My 10 year-old-son and avid Boy Scout, when hearing about the decision on the radio, said, "That was a stupid rule. I hate stupid rules." I am sure that the ban on gay leaders will not last long, because the membership, like my son and his friends are not threatened by homosexual people. They are threatened by stupid, exclusionary rules.

seeker said...

My 10 year old son, an avid Scout, upon hearing the decision on the radio, said, "That was a stupid rule. I hate stupid rules." I think the ban on homosexual leaders cannot stand much longer. My son and his friends don't feel threatened by homosexuals - they feel threatened by stupid, exclusionary rules.

Laura Armstrong (former All Saints parishioner, current All Saints fan)

RonF said...

Sorry I didn't respond, Susan. It was a fair question, but I've been swamped at work and then I was out of town to a funeral.

What I'm worried about keeping gay kids safe from is bullying and assault to the point of serious injury. If you don't think that's a legitimate concern all I have to say is that my experience over the last 20 years of working with youth doesn't match yours.

When I've expressed this concern I've been told "Well, apparently Scouting doesn't do such a good job of teaching morality as it's supposed to, then" or some variation on that. To which I reply that Scouting does a great job of teaching morality. But it takes time. Kids come into Scouting with many different kinds of cultures and backgrounds.
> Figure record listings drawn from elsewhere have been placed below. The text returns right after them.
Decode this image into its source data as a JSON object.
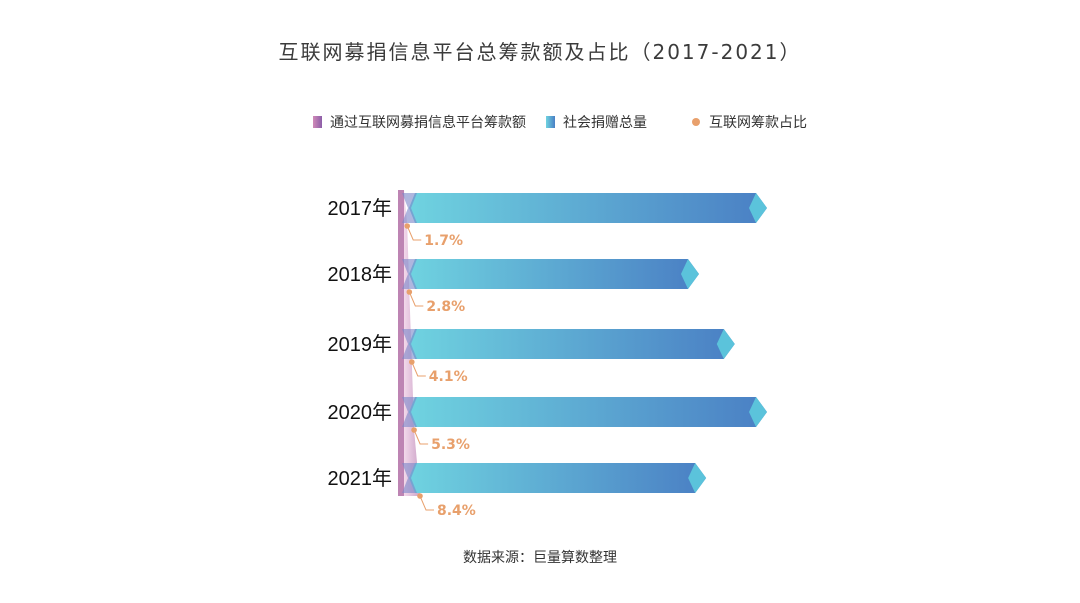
{
  "chart_data": {
    "type": "bar",
    "orientation": "horizontal",
    "title": "互联网募捐信息平台总筹款额及占比（2017-2021）",
    "categories": [
      "2017年",
      "2018年",
      "2019年",
      "2020年",
      "2021年"
    ],
    "series": [
      {
        "name": "通过互联网募捐信息平台筹款额",
        "values": [
          1.7,
          2.8,
          4.1,
          5.3,
          8.4
        ],
        "color": "#b26fa6"
      },
      {
        "name": "社会捐赠总量",
        "values": [
          100,
          81,
          91,
          100,
          83
        ],
        "color": "#4a90c8"
      },
      {
        "name": "互联网筹款占比",
        "values": [
          1.7,
          2.8,
          4.1,
          5.3,
          8.4
        ],
        "color": "#e8a06c"
      }
    ],
    "ratio_labels": [
      "1.7%",
      "2.8%",
      "4.1%",
      "5.3%",
      "8.4%"
    ],
    "legend_position": "top",
    "grid": false,
    "source": "数据来源：巨量算数整理"
  },
  "colors": {
    "bar_light": "#6fd3e0",
    "bar_dark": "#4a7fc4",
    "tip": "#5cc6dc",
    "ratio": "#e8a06c",
    "axis_light": "#e2c4dc",
    "axis_dark": "#b26fa6"
  }
}
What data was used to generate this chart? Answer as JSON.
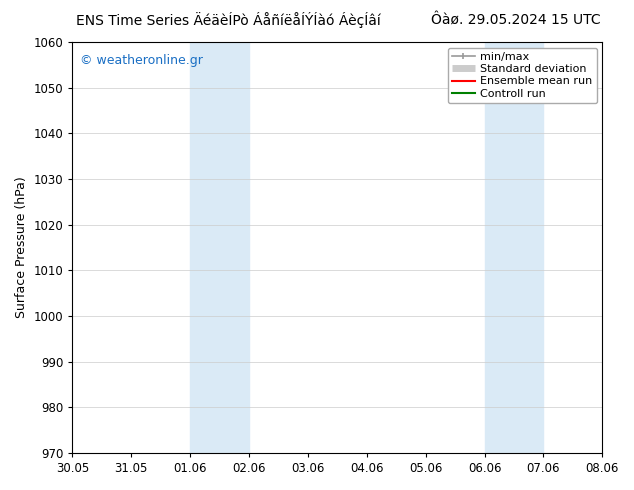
{
  "title_left": "ENS Time Series ÄéäèÍPò ÁåñíëåÍÝÍàó ÁèçÍâí",
  "title_right": "Ôàø. 29.05.2024 15 UTC",
  "ylabel": "Surface Pressure (hPa)",
  "ylim": [
    970,
    1060
  ],
  "yticks": [
    970,
    980,
    990,
    1000,
    1010,
    1020,
    1030,
    1040,
    1050,
    1060
  ],
  "xlabels": [
    "30.05",
    "31.05",
    "01.06",
    "02.06",
    "03.06",
    "04.06",
    "05.06",
    "06.06",
    "07.06",
    "08.06"
  ],
  "x_values": [
    0,
    1,
    2,
    3,
    4,
    5,
    6,
    7,
    8,
    9
  ],
  "xlim": [
    0,
    9
  ],
  "shaded_regions": [
    {
      "x_start": 2,
      "x_end": 3,
      "color": "#daeaf6"
    },
    {
      "x_start": 7,
      "x_end": 8,
      "color": "#daeaf6"
    }
  ],
  "watermark_text": "© weatheronline.gr",
  "watermark_color": "#1a6fc4",
  "legend_entries": [
    {
      "label": "min/max",
      "color": "#999999",
      "lw": 1.2
    },
    {
      "label": "Standard deviation",
      "color": "#cccccc",
      "lw": 5
    },
    {
      "label": "Ensemble mean run",
      "color": "red",
      "lw": 1.5
    },
    {
      "label": "Controll run",
      "color": "green",
      "lw": 1.5
    }
  ],
  "bg_color": "#ffffff",
  "grid_color": "#cccccc",
  "title_fontsize": 10,
  "ylabel_fontsize": 9,
  "tick_fontsize": 8.5,
  "legend_fontsize": 8,
  "watermark_fontsize": 9
}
We've had a kid come in and react violently when someone has insulted them and then tell me "My Dad said that if someone does something bad to me I have to do worse to them so they won't do it anymore." We've had kids come in with some seriously racist attitudes that they felt quite free to express. We've had kids say hateful things about homosexuals. Then there was the use of the phrase "That's gay" as an expression of disgust or dislike was rampant for some time before I could stamp it out. I've seen a kid threaten another kid with a knife when he was insulted. There was a Muslim kid who defined the female leaders and said when challenged on it that he didn't have to listen to the female leaders because they were women and didn't have the right to tell him what to do.

Do we teach kids not to do this? Sure. But it takes time, and you're fighting what they learn at home. When you teach kids something, do they change their attitudes, speech and behavior right away and comply? Well, they don't do that in Scouting either. We teach them - but what happens before they learn?